You could of course get a general understanding on AI by watching YouTube videos or subscribing to an AI Substack, but there is so much misinformation out there, so many self-proclaimed AI experts, and that knowledge is so accessible that it will likely soon only be a floor for any employee in any organization.
In my experience, you will learn much more by building things yourself, on your own stack, using all available technologies, take the time to see them in action and how they work under the hood (familiarize yourself with Skills, API calls, MCPs, memory, tool use, workspace management, databases, context, models, local models, Claude Code, just as an appetizer).
I would also recommend joining a community of people who are better than you at this and who will challenge you ruthlessly at every step (if you are a lawyer, LegalQuants is the place to be).
You don’t need to know how to code for any of that. You just need to understand some principles of coding which you can learn by using a good AI as your sparring partner and coach during your exploration. Most importantly, you need to understand when you have to pause, say “I don’t know”, and check with a competent consultant (which you will hopefully have identified in advance).
"But where do I start?"
I encourage you to go through Anthropic's online courses. They’re free on their website (here). Most "AI Experts" sell some sort of repackaged version of these courses, and charge you for it. Although these courses mostly cover Claude, the knowledge you will get there will already give you a very deep understanding of how AI systems work. If your organization has become a partner with Anthropic or any other serious organization that certifies architects, study hard and pass that certification. It will give you the formal recognition that you need in some environments that value diplomas and certificates. Do it even if you don't need a piece of paper recognizing your competencies, as this type of exam will help you with benchmarking yourself against the current established knowledge in this area.
Last but not least: I would recommend that you learn how to vulgarise and explain Al in simple terms for peers who are less advanced and teach them, as you will need allies and sparring partners who will build their own systems that integrate with yours for maximum efficiency. I have learned a lot by making the mistake of explaining AI in too much detail, and losing the audience. It is crucial in my view to learn how to keep things simple to be of value to your peers, and help them with getting up to speed.

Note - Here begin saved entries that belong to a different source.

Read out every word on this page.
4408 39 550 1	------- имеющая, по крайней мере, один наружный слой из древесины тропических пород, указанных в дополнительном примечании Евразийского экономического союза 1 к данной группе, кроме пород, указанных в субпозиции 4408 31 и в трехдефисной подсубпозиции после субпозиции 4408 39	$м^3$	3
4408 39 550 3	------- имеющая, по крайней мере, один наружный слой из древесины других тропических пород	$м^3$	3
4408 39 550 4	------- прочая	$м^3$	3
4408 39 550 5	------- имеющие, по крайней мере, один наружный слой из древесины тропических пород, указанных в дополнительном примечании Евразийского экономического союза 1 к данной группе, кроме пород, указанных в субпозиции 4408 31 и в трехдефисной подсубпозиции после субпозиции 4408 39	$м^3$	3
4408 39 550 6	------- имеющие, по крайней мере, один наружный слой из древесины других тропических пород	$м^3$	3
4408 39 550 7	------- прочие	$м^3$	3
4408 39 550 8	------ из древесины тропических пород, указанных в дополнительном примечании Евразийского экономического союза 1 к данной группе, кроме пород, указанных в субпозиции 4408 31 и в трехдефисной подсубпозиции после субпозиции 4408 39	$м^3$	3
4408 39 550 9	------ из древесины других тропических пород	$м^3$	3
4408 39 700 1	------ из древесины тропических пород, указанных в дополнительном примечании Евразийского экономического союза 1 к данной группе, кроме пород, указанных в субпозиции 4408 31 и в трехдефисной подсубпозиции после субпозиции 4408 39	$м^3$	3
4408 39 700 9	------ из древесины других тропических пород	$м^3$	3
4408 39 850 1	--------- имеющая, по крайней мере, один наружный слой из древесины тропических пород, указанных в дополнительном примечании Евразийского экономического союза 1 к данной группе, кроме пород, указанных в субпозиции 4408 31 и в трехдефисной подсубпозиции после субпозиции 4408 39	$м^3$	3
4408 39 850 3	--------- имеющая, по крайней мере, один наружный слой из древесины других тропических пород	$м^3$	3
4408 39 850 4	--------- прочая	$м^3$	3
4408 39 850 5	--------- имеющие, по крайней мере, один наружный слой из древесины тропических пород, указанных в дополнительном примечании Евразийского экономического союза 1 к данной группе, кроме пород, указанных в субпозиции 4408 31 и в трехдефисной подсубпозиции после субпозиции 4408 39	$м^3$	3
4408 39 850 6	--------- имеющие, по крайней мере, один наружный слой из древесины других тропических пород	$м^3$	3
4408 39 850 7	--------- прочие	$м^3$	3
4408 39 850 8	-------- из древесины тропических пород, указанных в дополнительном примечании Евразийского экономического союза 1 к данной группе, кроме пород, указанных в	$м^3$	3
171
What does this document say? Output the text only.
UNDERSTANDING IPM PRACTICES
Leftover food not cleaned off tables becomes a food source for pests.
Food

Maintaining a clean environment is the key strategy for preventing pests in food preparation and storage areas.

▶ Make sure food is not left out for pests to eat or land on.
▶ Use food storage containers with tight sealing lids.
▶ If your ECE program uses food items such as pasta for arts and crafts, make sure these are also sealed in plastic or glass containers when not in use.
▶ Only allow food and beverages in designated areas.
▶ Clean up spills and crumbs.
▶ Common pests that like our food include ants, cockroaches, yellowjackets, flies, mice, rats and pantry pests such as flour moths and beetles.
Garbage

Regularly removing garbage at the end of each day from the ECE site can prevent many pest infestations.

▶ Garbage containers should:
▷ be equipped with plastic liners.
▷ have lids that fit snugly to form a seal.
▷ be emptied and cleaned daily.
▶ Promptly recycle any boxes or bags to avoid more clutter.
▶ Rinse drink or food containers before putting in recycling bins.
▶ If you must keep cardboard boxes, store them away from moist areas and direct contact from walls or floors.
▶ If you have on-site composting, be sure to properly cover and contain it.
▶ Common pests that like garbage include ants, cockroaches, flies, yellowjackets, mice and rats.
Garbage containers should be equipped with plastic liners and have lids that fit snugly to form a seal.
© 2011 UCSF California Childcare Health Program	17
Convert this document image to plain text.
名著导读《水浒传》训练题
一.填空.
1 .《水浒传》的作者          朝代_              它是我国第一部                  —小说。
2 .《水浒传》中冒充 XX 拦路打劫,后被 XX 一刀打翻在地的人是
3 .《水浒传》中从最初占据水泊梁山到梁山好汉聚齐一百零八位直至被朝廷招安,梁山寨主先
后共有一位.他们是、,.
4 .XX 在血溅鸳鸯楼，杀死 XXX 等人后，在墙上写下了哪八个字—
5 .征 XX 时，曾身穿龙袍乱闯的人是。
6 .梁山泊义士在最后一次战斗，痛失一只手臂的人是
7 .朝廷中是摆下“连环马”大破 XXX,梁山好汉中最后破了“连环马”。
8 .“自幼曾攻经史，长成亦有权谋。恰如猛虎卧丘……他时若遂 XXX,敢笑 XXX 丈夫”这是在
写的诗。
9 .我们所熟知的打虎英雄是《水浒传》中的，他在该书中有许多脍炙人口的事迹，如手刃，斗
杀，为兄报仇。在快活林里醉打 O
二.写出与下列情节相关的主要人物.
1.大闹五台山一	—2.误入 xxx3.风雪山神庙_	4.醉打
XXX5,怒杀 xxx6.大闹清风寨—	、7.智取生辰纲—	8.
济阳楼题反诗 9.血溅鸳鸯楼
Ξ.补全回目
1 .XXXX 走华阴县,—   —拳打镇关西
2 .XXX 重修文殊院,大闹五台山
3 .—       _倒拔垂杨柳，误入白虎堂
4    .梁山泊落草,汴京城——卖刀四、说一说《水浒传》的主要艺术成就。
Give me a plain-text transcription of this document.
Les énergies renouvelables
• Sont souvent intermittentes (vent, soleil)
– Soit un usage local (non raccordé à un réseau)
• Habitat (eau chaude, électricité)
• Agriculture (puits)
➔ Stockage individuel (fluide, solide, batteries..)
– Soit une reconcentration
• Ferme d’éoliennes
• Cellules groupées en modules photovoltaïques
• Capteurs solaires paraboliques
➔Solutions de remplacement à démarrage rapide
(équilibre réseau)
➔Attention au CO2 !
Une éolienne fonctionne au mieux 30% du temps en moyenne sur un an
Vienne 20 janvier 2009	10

Part Three: The /before-ai command
If you read up to this point... and if what I am writing resonates with you, you will like what follows.
I have compressed the thoughts of this article into a Claude Code command for you. You will find that command here: https://github.com/SaifAlYounan/before-ai
Just open Claude Code in your terminal (type "claude" in your terminal), then point Claude Code at the GitHub repository, instructing Claude to install it (typing "install this command: https://github.com/SaifAlYounan/before-ai", for example, should do the trick).
Then, exit Claude Code (Control+C x 2), and launch Claude Code again (type "claude" in the terminal).
Then, run the command (by writing "/before-ai" in the terminal).
The command will guide you with questions... the old Socratic method. You just sit back, relax and follow the flow.
If you are a Senior Leader and do not yet have Claude Code (or some other AI agent), do not know how to use Claude Code in a terminal and have no idea what a Claude Code command is, it is not too late. I encourage you to go and take a look, now.
Open your Claude Max subscription and… start asking about Claude Code, how it works, how to install it and how to use it. Then, just make do. Good luck.